The government has already pumped GH¢7.9 billion into emergency liquidity support for the distressed banks and to protect depositors’ funds.

This is in addition to the GH¢450 million used to capitalise the Consolidated Bank, the newly established entity that has absorbed the assets of the liquidated banks.

“The government is doing its best to ensure a full, firm and final resolution of the challenges that have bedeviled the financial sector,” the minister designate stressed.

But he cautioned that resolving the challenges could take some time, saying: “It may take a bit of time; it will be a difficult and expensive process, but the government is committed that it will be done.”

Mr Oppong-Nkrumah stated that the cleaning up of the banking sector was not over yet and that it would be carried on until the entire industry was cleaned.

He said the government had stepped in to provide relief and protection for depositors and ensure that deposits were safe.

“The government is ready to use the legal means at its disposal to retrieve and, where necessary, punish those found culpable,” he emphasised.

The government, he said, fully backed the actions of the Bank of Ghana (BoG) and had demonstrated that at all times.

The BoG has already announced plans to prosecute executives of the failed local lenders suspected to have dissipated depositors’ funds and carried out insider dealings.
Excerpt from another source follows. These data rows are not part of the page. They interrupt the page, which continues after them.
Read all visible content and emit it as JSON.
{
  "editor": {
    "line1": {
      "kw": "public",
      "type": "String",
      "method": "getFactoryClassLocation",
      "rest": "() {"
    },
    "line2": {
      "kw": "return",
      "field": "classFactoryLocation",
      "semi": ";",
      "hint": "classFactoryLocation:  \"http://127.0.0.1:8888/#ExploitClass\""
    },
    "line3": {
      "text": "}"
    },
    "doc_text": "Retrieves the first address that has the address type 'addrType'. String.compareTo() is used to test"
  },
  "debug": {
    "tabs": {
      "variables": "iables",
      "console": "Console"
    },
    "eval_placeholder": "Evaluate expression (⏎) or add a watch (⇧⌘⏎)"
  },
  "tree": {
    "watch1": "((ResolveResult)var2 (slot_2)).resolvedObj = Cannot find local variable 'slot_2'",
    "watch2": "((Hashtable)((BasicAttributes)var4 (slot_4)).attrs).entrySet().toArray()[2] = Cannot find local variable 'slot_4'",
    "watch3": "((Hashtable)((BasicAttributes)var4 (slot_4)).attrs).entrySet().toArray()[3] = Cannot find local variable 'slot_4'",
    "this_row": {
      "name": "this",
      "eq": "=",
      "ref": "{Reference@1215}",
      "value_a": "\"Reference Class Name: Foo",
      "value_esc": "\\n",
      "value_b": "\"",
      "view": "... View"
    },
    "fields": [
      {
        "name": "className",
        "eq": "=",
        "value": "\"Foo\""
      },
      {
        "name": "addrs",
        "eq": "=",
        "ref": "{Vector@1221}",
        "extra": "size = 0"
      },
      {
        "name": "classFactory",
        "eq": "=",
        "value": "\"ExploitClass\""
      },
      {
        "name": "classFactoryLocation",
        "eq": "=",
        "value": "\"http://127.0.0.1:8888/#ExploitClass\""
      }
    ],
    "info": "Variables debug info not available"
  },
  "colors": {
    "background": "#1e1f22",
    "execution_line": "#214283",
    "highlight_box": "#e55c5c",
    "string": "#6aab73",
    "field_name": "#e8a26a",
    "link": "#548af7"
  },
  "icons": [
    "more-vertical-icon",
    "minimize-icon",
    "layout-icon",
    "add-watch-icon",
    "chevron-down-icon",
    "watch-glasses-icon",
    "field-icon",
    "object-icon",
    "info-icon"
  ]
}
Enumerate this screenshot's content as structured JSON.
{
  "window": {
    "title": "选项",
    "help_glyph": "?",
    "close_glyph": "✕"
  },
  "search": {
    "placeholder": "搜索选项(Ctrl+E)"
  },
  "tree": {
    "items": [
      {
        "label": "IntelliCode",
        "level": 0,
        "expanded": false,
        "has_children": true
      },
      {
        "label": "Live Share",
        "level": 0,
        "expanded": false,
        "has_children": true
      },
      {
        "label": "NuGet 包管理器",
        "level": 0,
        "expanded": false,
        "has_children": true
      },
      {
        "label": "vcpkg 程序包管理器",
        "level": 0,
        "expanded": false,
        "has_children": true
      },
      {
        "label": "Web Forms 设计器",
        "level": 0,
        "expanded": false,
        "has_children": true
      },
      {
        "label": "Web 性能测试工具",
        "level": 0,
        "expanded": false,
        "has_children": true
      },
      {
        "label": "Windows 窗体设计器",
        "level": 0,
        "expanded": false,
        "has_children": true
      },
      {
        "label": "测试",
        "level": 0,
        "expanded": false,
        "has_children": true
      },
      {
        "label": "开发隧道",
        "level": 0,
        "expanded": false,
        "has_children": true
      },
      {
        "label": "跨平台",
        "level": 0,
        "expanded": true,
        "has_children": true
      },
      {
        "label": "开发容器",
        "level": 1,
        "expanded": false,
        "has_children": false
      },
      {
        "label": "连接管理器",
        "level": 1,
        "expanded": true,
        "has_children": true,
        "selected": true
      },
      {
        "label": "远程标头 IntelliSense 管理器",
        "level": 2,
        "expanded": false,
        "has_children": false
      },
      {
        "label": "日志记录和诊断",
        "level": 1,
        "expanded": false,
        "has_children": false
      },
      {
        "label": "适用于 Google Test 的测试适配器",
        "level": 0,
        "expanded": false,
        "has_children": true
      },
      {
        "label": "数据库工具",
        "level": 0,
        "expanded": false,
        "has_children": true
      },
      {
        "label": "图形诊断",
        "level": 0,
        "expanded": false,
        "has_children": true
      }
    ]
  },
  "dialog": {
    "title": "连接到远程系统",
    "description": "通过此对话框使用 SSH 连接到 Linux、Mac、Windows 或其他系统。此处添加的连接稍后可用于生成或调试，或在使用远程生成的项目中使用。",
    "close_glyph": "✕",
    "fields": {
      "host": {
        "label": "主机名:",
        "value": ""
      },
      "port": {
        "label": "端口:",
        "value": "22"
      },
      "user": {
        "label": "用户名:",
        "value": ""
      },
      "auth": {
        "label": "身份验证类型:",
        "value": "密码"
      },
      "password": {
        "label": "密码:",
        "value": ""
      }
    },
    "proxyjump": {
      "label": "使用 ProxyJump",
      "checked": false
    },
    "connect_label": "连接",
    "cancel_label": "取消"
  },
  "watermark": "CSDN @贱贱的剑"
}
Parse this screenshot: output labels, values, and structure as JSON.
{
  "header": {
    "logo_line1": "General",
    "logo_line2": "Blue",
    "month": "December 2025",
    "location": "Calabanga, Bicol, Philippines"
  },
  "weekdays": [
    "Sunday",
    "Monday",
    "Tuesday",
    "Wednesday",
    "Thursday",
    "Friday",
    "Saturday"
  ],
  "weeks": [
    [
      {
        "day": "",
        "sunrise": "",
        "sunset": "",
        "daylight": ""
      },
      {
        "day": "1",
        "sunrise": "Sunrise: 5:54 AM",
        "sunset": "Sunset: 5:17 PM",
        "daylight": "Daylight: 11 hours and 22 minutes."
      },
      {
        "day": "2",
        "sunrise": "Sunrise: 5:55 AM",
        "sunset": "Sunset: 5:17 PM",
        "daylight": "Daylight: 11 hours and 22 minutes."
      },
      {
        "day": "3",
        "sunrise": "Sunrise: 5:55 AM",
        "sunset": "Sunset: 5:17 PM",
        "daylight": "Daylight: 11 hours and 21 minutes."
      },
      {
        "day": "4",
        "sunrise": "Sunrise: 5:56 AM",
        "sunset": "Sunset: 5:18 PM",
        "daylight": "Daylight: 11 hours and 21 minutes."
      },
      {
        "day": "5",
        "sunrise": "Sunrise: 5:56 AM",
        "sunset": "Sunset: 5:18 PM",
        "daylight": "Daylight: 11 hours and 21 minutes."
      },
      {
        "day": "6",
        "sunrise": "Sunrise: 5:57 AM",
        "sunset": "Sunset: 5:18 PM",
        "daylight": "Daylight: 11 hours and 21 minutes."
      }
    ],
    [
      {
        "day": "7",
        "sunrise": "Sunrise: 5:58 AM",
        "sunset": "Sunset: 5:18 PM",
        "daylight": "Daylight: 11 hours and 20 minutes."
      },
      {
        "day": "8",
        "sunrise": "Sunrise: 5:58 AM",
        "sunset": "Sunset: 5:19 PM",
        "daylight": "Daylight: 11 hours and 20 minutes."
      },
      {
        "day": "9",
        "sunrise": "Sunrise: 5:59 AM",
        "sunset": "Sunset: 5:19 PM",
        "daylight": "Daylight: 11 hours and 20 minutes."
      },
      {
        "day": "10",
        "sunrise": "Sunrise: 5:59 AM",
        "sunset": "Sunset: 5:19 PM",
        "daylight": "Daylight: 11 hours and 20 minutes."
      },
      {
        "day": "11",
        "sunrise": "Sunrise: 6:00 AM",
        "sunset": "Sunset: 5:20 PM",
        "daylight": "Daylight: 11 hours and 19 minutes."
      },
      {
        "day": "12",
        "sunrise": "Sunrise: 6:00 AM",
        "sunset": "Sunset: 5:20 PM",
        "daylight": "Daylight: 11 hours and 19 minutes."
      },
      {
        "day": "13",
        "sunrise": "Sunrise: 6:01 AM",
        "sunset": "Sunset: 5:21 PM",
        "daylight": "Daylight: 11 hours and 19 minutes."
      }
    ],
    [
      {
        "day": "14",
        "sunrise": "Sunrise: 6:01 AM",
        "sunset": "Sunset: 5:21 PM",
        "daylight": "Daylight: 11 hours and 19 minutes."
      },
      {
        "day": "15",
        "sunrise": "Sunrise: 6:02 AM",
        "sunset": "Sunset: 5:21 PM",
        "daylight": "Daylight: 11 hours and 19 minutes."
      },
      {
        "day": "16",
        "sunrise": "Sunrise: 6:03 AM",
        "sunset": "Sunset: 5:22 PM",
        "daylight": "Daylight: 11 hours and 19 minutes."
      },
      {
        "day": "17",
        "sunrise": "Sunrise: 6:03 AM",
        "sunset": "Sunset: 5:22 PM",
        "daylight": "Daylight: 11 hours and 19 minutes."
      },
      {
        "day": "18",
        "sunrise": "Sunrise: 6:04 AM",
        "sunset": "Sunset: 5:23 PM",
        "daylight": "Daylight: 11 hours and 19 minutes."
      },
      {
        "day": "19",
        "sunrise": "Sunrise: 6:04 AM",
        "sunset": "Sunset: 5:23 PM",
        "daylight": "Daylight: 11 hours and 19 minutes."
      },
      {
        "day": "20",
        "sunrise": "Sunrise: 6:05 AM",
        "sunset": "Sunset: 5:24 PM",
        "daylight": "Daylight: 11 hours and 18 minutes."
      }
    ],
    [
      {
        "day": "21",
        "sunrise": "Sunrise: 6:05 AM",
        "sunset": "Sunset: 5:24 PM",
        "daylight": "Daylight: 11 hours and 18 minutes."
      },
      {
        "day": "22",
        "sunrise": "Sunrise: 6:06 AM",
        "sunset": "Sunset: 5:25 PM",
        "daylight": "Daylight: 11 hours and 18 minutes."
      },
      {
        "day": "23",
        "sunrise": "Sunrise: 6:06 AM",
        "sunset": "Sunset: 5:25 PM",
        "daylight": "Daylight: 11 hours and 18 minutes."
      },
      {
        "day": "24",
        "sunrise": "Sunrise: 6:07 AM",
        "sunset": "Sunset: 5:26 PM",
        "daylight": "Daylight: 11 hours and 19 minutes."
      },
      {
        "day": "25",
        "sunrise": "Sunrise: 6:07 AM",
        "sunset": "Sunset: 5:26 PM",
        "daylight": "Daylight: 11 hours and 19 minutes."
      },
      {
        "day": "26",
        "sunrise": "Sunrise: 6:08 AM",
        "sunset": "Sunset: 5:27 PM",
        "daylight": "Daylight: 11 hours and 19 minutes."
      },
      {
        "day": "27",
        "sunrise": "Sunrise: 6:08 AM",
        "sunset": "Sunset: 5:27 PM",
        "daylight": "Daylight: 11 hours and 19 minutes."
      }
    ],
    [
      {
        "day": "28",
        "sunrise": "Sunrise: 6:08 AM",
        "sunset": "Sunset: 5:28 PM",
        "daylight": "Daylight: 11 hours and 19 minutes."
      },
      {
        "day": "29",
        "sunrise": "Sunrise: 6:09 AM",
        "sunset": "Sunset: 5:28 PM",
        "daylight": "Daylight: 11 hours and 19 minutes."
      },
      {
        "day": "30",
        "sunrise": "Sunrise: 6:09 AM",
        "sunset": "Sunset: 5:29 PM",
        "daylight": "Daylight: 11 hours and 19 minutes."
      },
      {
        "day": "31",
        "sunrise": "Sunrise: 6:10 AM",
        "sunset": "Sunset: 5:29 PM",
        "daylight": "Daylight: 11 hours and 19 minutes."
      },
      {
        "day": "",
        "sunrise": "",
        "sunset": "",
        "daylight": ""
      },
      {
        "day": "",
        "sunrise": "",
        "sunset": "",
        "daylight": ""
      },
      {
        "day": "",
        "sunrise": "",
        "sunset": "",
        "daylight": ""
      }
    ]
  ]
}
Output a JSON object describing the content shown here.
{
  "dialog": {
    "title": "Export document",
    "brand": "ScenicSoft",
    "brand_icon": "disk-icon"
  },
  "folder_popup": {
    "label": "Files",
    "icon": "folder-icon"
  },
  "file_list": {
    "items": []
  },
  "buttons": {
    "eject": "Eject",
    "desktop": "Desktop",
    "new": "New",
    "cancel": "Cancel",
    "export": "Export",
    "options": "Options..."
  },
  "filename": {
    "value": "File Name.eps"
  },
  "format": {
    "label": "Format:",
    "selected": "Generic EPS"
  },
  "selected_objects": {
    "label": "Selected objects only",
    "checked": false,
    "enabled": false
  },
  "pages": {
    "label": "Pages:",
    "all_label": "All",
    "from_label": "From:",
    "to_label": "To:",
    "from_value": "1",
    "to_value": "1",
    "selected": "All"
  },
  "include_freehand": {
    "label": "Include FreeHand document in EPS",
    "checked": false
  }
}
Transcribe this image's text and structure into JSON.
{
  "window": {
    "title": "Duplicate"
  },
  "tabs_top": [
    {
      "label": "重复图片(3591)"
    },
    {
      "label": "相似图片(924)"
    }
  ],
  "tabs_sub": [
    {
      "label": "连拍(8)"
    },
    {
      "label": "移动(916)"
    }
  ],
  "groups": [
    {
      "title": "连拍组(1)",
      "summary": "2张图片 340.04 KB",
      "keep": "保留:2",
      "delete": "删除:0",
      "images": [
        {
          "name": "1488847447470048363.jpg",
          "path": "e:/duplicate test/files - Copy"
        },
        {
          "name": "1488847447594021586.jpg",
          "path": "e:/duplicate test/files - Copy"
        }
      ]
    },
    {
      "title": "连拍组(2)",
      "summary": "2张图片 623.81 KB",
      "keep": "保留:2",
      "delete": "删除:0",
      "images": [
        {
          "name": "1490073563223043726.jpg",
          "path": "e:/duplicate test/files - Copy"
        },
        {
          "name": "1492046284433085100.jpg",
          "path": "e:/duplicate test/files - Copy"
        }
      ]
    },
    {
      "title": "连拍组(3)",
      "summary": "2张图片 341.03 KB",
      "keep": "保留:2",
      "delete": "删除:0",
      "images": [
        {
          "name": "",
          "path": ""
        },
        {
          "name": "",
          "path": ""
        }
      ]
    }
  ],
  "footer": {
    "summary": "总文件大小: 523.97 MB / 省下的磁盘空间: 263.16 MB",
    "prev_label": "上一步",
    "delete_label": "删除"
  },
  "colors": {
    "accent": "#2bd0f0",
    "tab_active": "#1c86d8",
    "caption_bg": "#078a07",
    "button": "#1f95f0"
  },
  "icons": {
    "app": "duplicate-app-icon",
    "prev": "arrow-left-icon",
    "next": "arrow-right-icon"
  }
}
It is also considering barring culpable directors from operating in the Ghanaian financial sector.

Bank failure

In a report on uniBank, the biggest of the failed lenders and ranked the country’s sixth largest lender by assets before its collapse, the BoG cited shareholders and other affiliates as taking for themselves GH¢5.3 billion ($1.1bn), representing 75 per cent of its total assets.

It said GH¢3.7 billion of the funds taken by shareholders was neither granted through the normal credit delivery process nor reported in the bank’s loan books.

But the founder of uniBank, Dr Kwabena Duffuor, has rejected the charges.

The BoG, on August 1, 2018, revoked the licences of five badly performing banks and created the Consolidated Bank as the receiver to manage the assets of the five collapsed banks.

Collapsed banks

The collapsed banks are uniBank Ghana, the Royal Bank, the Beige Bank, the Sovereign Bank and the Construction Bank.

 The BoG last year rolled out measures to strengthen the financial sector in the country, leading to the collapse of the UT and the Capital banks.

Ghana’s banking sector has faced challenges, such as poor corporate governance and risk management practices, related party transactions, regulatory non-compliance and poor supervision.

 The crisis in the sector has triggered calls for the prosecution of the directors of the failed banks.